The cost/benefit of virtual functions and interfaces

Tosti · March 10, 2024, 2:30pm

How a basic usage of, for example, an ArrayList would look like with inlining? For example, imagine a function that creates an ArrayList, resizes it, fills it in a loop and returns it.

pub export fn foo1() *anyopaque {
    const size: u8 = 32;
    var buffer: [size]u8 = undefined;
    var fba = std.heap.FixedBufferAllocator.init(&buffer);
    const allocator = fba.allocator();
    var arr = @call(.always_inline, std.ArrayList(u8).init, .{ allocator });
    @call(.always_inline, std.ArrayList(u8).resize, .{ &arr, size }) catch unreachable;
    for (0..size) |i| {
        arr.items[i] = @intCast(i);
    }
    // ensure that arr is not optimized away
    return &arr;
}

It does not look great, imagine there are more ArrayList functions and all of them have to be wrapped into @call. And if you forgot to do it, you won’t be notified by the compiler.

But what if a function foo2 takes an Allocator as a parameter? What the author of this function should do? @call(.always_inline) every ArrayList function? It would help only if foo2 itself is inlined. But the author of the function can’t control that.

Personally, I don’t want to specify inlining frequently, because it may hurt perfromance. I want to rely on compiler for that.

That’s why I believe that the approach of @LucasSantos91 is better. Static polymorphism is a more basic building block than dynamic polymorhphism, because you can get latter from the former (by passing std.mem.Allocator as a comptime Allocator argument), but not vice versa. Advantages:

you don’t have to remember to wrap function calls with @call(.always_inline);
you let the compiler to decide what functions should be inlined;
it gives more possibilities to the user (the user may decide whether they want to pass a concrete allocator or the interface std.mem.Allocator).

Disadvantages stem from the fact that it is harder to use.

The user has to understand whether to pass their ConcreteAllocator or *ConcreteAllocator. I don’t know how to improve it properly.
It may lead to code bloat if used extensively. It may be fixed by passing std.mem.Allocator on call sites (the user decides where exactly they want to do that).
Duck typing with anytype. I believe it should be solved by something like concepts from C++.

AndrewCodeDev · March 10, 2024, 3:38pm

Hey Tosti - good to hear from you again, it’s been a while.

Yeah, and I think @LucasSantos91’s idea is good and can be broadened out to the more general case. In general, I think relying on concretization where we can is usually the right approach. It’s basically saying “I know what I want, and I want it here.”

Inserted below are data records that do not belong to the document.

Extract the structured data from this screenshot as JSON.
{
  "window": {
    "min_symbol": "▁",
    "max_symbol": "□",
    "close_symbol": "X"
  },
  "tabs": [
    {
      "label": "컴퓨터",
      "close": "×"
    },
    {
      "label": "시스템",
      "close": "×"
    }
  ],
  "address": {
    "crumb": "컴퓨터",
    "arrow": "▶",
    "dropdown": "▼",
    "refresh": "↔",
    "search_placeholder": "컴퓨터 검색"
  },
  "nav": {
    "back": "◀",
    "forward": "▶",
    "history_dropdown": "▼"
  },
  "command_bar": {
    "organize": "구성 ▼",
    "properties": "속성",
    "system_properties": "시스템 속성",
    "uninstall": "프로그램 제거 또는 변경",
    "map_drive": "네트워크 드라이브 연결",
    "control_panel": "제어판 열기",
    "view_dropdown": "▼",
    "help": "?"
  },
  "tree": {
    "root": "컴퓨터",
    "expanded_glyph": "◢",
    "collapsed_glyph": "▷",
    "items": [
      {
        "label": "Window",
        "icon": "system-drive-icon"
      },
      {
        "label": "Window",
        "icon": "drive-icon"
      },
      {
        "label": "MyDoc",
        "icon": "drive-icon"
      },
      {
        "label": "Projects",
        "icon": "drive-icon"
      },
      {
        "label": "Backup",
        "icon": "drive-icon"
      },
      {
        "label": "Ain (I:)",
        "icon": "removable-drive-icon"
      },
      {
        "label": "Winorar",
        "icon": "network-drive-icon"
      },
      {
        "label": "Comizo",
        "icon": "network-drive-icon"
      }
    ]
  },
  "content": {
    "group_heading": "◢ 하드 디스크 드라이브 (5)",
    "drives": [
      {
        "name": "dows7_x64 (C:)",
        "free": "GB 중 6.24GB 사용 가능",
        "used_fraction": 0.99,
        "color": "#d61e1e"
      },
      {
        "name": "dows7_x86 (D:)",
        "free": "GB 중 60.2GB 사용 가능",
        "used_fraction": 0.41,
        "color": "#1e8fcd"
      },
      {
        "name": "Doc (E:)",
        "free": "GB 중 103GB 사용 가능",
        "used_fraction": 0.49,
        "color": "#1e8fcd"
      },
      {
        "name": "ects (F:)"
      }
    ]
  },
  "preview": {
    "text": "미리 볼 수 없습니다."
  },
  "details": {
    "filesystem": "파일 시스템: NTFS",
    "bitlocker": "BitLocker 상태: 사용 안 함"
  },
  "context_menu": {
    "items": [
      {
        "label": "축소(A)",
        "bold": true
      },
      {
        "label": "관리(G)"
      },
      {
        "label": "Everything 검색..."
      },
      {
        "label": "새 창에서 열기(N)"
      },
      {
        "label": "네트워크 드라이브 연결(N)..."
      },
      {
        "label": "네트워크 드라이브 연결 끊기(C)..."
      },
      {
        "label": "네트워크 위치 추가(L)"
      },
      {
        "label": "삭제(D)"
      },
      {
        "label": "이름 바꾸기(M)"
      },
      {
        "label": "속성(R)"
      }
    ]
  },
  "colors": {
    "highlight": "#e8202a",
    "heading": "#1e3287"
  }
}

Where that can be applied, it should be and this is another case of that. The strategy here is to push the erased thing further down the chain and you try to use it as a fallback (if we’re still trying to tackle the problem of strategizing around erased things).

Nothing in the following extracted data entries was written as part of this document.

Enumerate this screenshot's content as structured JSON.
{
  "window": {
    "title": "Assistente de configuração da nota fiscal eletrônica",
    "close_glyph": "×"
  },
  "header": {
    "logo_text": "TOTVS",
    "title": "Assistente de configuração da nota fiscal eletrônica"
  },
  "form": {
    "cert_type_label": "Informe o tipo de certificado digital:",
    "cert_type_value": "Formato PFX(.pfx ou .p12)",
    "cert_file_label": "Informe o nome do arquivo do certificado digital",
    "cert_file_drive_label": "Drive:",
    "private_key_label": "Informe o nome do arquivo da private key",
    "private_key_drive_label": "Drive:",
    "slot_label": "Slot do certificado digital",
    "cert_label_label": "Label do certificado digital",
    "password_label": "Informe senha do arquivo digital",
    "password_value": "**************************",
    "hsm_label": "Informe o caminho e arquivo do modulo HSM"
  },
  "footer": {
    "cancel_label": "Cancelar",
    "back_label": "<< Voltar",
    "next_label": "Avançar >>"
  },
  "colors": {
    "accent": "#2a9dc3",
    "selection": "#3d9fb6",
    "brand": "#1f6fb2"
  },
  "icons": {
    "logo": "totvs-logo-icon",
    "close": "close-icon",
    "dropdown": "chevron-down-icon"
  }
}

chung-leong · March 10, 2024, 10:25pm

Indirect calls typically require one or two cycles more. In practice it takes no more time than direct calls since the call instruction can run parallel to other instructions. Whether it’s fast depends on whether the branch target predictor manages to correctly guess the target address. If not, then we pay a penalty. The penalty is lower for direct call since the mistake can be detect earlier, right after decode. For indirect call, we have to wait for the load instruction to finish. If the actual target isn’t in the L1 cache, we pay another penalty. We pay a bigger penalty still (30 to 40 cycles) if it’s not in the L2 cache either. Cache misses are less likely for direct calls I believe, since the prefetcher would have brought in the code ahead of time.

Simpler CPUs like the Intel Atom don’t perform sophisticated branch target prediction. They’ll just use the last address seen. A situation where you have two virtual functions alternately evicting each other from the BTB is quite possible.